Change is neither positive or negative; it’s just change — the recognition that something is not what it once was. It’s the outcomes that I feel may be either positive, negative or somewhere the middle. I’m on the verge of a very big change, one that I have committed to for quite some time now and it will ultimately define what the rest of my year will look like – truth is, I’m pretty excited. Many of you reading this know what I’m referring to — and for those who don’t sit tight (I’ll blog about it via an upcoming post). For an extrovert, I am pretty introspective and private — not everything is meant to be shared and most know that. My coworkers learned that the hard way when it took nearly 2 months for me to openly admit that all of a sudden that my relationship status and living arrangement had changed with an ex after nearly 2 years.
One change that I am open about has to do with my tennis.
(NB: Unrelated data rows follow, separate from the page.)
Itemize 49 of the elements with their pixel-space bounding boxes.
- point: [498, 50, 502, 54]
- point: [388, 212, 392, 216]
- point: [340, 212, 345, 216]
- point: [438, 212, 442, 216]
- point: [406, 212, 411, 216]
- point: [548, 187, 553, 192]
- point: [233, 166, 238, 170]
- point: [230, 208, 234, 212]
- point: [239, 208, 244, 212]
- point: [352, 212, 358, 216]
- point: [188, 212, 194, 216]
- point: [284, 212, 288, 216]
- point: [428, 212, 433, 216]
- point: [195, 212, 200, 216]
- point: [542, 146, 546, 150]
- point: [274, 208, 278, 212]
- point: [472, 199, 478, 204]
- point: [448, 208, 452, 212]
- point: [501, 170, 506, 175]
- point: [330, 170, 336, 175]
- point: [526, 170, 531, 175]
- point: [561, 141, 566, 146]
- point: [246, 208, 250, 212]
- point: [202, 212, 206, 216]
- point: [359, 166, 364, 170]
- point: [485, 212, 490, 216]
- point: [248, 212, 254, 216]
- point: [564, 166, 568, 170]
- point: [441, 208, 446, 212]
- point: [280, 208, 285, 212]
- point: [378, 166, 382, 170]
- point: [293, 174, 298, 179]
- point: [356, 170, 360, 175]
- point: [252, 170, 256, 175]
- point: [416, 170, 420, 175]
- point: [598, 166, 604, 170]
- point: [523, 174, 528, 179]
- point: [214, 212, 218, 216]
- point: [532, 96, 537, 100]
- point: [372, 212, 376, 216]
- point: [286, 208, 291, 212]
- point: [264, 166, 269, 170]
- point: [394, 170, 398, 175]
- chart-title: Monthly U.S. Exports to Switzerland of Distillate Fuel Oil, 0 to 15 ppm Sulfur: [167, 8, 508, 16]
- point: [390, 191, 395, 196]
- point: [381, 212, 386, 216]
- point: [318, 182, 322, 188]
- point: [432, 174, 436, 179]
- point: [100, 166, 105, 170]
To get better, I decided to overhaul pretty good strokes in favour of better ones – better forehand, better serve, backand, volleys, everything. I was in top shape last year and was not winning with the “decent game” that I had. I changed rackets to go back to one that was more junior and sought videos, books, new hitting partners to make what I would consider to be pretty big changes to a game that I did not think was broken. For the first half of 2011, I was losing more than winning, but felt better abut the change. I believed in the change and that the investment would yield better results. I won two tournaments (singles and doubles with my long time local tennis partner and friend) that I had never come close to winning before in April and June. This alone convinced me that it was all worth it; however I learned more than just how to hit a cleaner ball. Having played our way through the round robin draw in the doubles tournament, winning 5 and 4, 0 and 3 and then 0 and 6, for the final we found ourselves losing the first set 6-4, the first set we lost the entire tournament. I was appauled at our level of play. I even lashed out at my partner — the other team was playing unbelievably well, but I noticed our level dropped, I got frustrated because my partner whose game is excellent on all fronts laments the net and would rather push the ball and chase down hard shots was even missing with his preferred game. During that changeover before we began the 2nd set, I said to him – win or lose, this is as close as we have been together to winning a tournament, “do not play scared”. At that moment, I was full of venom and rage, wanting to kill the ball, smack my partner and then go out and kill my opponent. We ended up winning, and I didn’t apologize for my outburst, rather I channelled that energy into deliberate high-fives between points, laughter, smiles and cheering my opponents when they made good shots. What happened? I believed in the game I brought that day, and was determined to make good on all the changes and ended up winning in the end.
I see the big move that I have yet to fully own up to, the exact same way.